Overnight care ruling is ‘attack on rights’, say outraged campaigners


newslatestA European court ruling that has rubber-stamped the withdrawal of overnight care from a retired ballerina is yet another attack on the gains made by the disabled people’s movement over the last 40 years, say campaigners.

They spoke out after the long-awaited ruling in the case of Elaine McDonald, a former prima ballerina with the Royal Scottish Ballet, who took her local council to court after it withdrew her night-time care because it was too expensive.

McDonald, who became disabled 15 years ago after a stroke, was told to rely on incontinence pads instead of a care worker at night.

The European Court of Human Rights (ECHR) concluded this week that reducing the amount allocated for her care interfered with her rights, because she had to use the pads when she was not incontinent.

It said this was a breach of her right to a private life – under article eight of the European Convention on Human Rights – and that for nearly a year this was unlawful, because Kensington and Chelsea council had cut her care package without reassessing her needs.

McDonald was awarded damages of 1,000 euros, and £9,500 in legal costs, to compensate for this breach of her rights between 21 November 2008 and 4 November 2009.

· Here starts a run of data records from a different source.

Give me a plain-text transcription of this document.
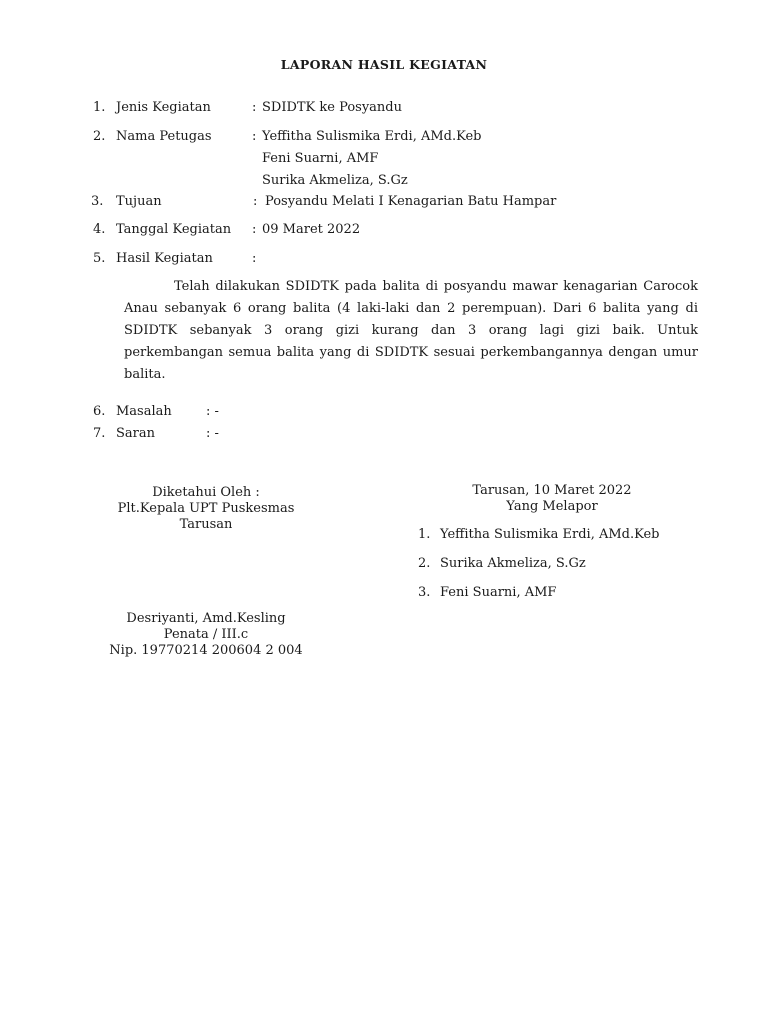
LAPORAN HASIL KEGIATAN
1. Jenis Kegiatan	: SDIDTK ke Posyandu
2. Nama Petugas	: Yeffitha Sulismika Erdi, AMd.Keb
Feni Suarni, AMF
Surika Akmeliza, S.Gz
3. Tujuan	: Posyandu Melati I Kenagarian Batu Hampar
4. Tanggal Kegiatan : 09 Maret 2022
5. Hasil Kegiatan	:
Telah dilakukan SDIDTK pada balita di posyandu mawar kenagarian Carocok Anau sebanyak 6 orang balita (4 laki-laki dan 2 perempuan). Dari 6 balita yang di SDIDTK sebanyak 3 orang gizi kurang dan 3 orang lagi gizi baik. Untuk perkembangan semua balita yang di SDIDTK sesuai perkembangannya dengan umur balita.
6. Masalah	: -
7. Saran	: -
Diketahui Oleh :
Plt.Kepala UPT Puskesmas
Tarusan
Desriyanti, Amd.Kesling
Penata / III.c
Nip. 19770214 200604 2 004
Tarusan, 10 Maret 2022
Yang Melapor
1. Yeffitha Sulismika Erdi, AMd.Keb
2. Surika Akmeliza, S.Gz
3. Feni Suarni, AMF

But the court also unanimously found that – because the council had later carried out fresh reviews of her care – the removal of her night-time care was no longer unlawful after November 2009, despite the continuing breach of her rights.

The court said the state had “considerable discretion when it came to decisions concerning the allocation of scarce resources” and so this “interference” with her human rights had been “necessary in a democratic society”.

And it said it was “satisfied” that the UK courts had “adequately balanced the applicant’s personal interests against the more general interest of [Kensington and Chelsea council] in carrying out its social responsibility of provision of care to the community at large”.

Action Disability Kensington and Chelsea (ADKC), a disabled people’s organisation which has backed McDonald through her lengthy court battle, said it was “very disappointed” with the ruling.

Jenny Hurst, ADKC’s personal budgets coordinator, said: “It is another bite out of the independent living apple. Disabled people’s rights to independent living are being eroded one step at a time. When is it going to stop?

“As disabled people, it is something we all need to fight against, to ensure our rights under the UN convention and our human rights.”

She said that forcing McDonald to wear pads at night took no account of her wishes.

Hurst added: “Everything has been turned on its head. We are really moving back to medieval times, when disabled people weren’t seen as contributing to society.”

She also pointed out that Kensington and Chelsea council was due to underspend on its adult social care budget by £3.6 million in 2013-14.

Bill Scott, director of policy for Inclusion Scotland, was also “outraged” by the court’s decision.

He said: “It seems that the judges have decided that the state’s ‘right’ to make austerity cuts takes precedence over any individual human rights disabled people might have.

“The ECHR have been moving in this direction over recent years but the heartlessness and obvious bias of this decision takes the biscuit.”

He added: “Faced with the ECHR’s decision in this case, plus the court of appeal’s decision in the recent bedroom tax cases, many disabled people may be coming to the conclusion that the European Convention and the UN Convention on the Rights of Persons with Disabilities are a waste of paper if they cannot protect ill and disabled people from having their dignity and homes stolen or even being starved to death.”

But other campaigners were more positive about the ruling, and said it could now force local authorities to take more account of disabled people’s “right to dignity”.

They said it was the first time the court had identified a breach of article eight in a case involving the provision of care or support.

Sue Bott, director of policy and development for Disability Rights UK, said: “We are encouraged that the ECHR has taken the view that dignity and respect for a private life should be taken into account when the state is taking decisions regarding support [for]disabled people.

“This sends out a helpful message to those challenging their care plans.

“Local authorities must now balance decisions to make savings with the need to positively uphold an individual’s right to dignity, a private life and independence.”

Barristers Steve Cragg and Steve Broach, of Doughty Street Chambers, who represented McDonald in court on behalf of Disability Law Service, also said that the ruling was likely to help disabled people challenging cuts to their care packages.

And Stephen Bowen, director of the British Institute of Human Rights, said the ruling – although not a complete victory for McDonald – was “a timely reminder that whilst tough economic decisions rest with the national authorities, those decisions must respect our basic human rights”.

A spokeswoman for Kensington and Chelsea council said it was “greatly relieved” by the court’s ruling on what was an “immensely important case”.

She said: “We understood that our residents have strong preferences about how they are looked after; in fact, we do a great deal to accommodate those preferences.

“What we cannot do however is to  provide such a degree of personal care that the cost becomes prohibitive and compromises our ability to look after other equally vulnerable and deserving residents.”

She said that the damages awarded to McDonald related to a “temporary administrative and technical failing”, and that the court had concluded that “any practical consequences for the appellant had been mitigated” by the council.